I set up a thread-safe Job queue that provides a new job to the rendering threads on demand, and a thread-safe "number of pending jobs" counter that tracks the number of remaining jobs. Each thread asks the job queue for a job to do. It then renders that job from beginning to end, and then tells the job counter to decrement the number of pending jobs, before asking the job queue for another job to do. Once the number of pending jobs drops to zero, the plot is complete.
Google Windows thread-safe queues and thread-safe counters for more information.
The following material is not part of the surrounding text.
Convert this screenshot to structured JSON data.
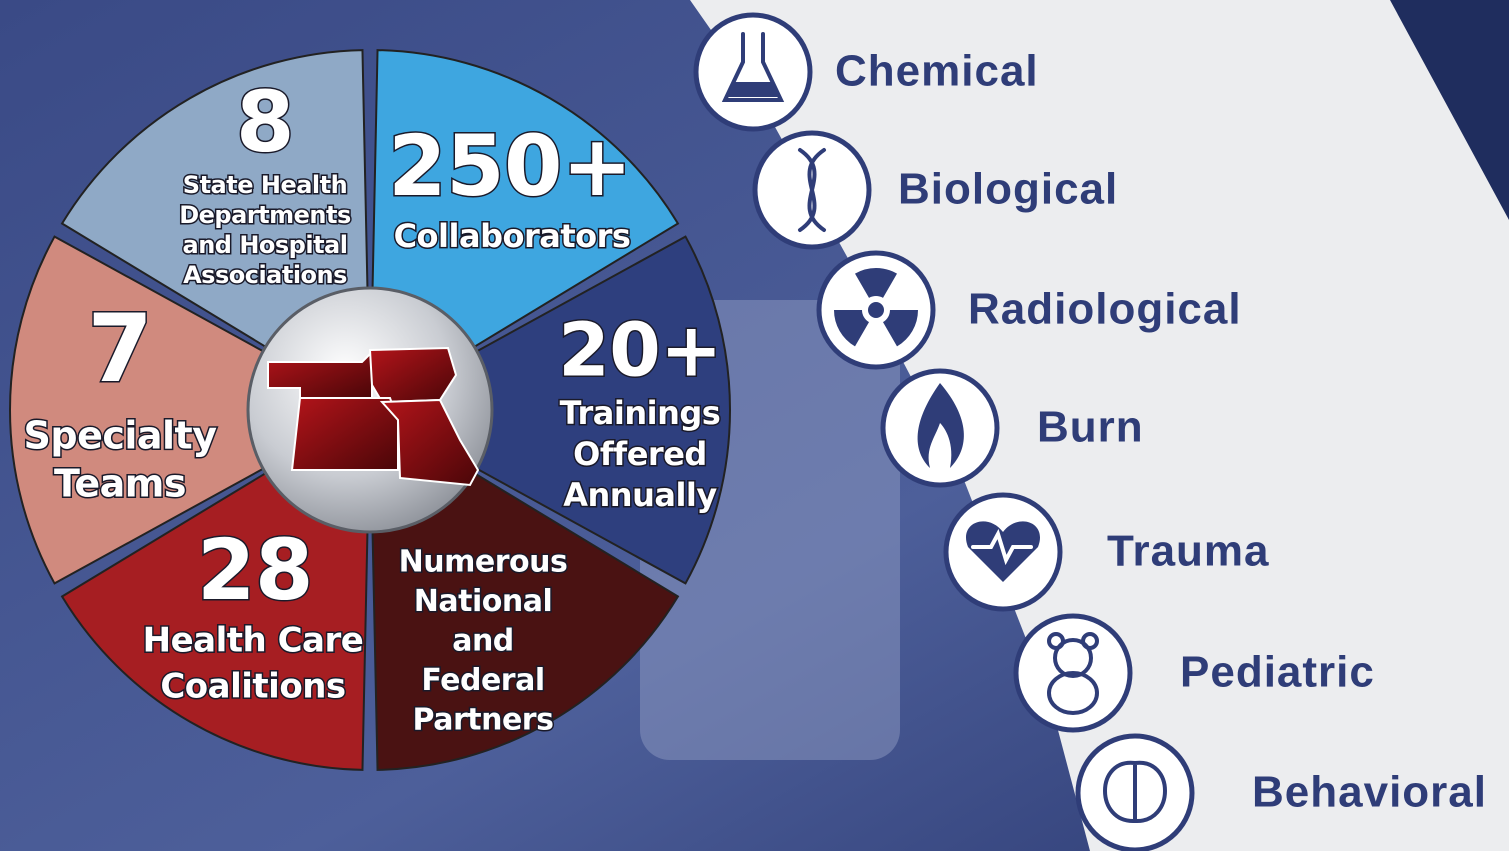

The specific implementation will be different from UNIX to Windows, but the concepts will be the same-
Since there are at least twice as many jobs to do as threads to do them, threads that are assigned fast-completing tasks are able to ask for another task to do once they complete their work.
On the main thread, I monitor the number of pending jobs, and when it reaches zero, I render the fractal to the screen.
My program renders Mandelbrot and Julia set fractals, and uses boundary following to avoid rendering the interiors of contiguous areas of Mandelbrot points (and other contiguous regions with the same iteration count if it's not calculating fractional iterations or distance esimtates). Boundary following is the fastest when the area being rendered has a small ratio of perimeter to internal area, so cutting the plot into too many narrow slices ends up being counter-productive. I slice my plot into horizontal slices, which isn't ideal. I should really divide it into smaller and smaller squares, since long skinny rectangles have more perimeter than squares with the same area, but it nevertheless works well.
I recently added a section to the Wikipedia article on the Mandelbrot set on multi-threading and other optimizations. You can read it here. (It starts out discussing border tracing, and then there's a section on more general multi-threading.)
(Note that border tracing makes a dramatically larger difference than multi-threading.)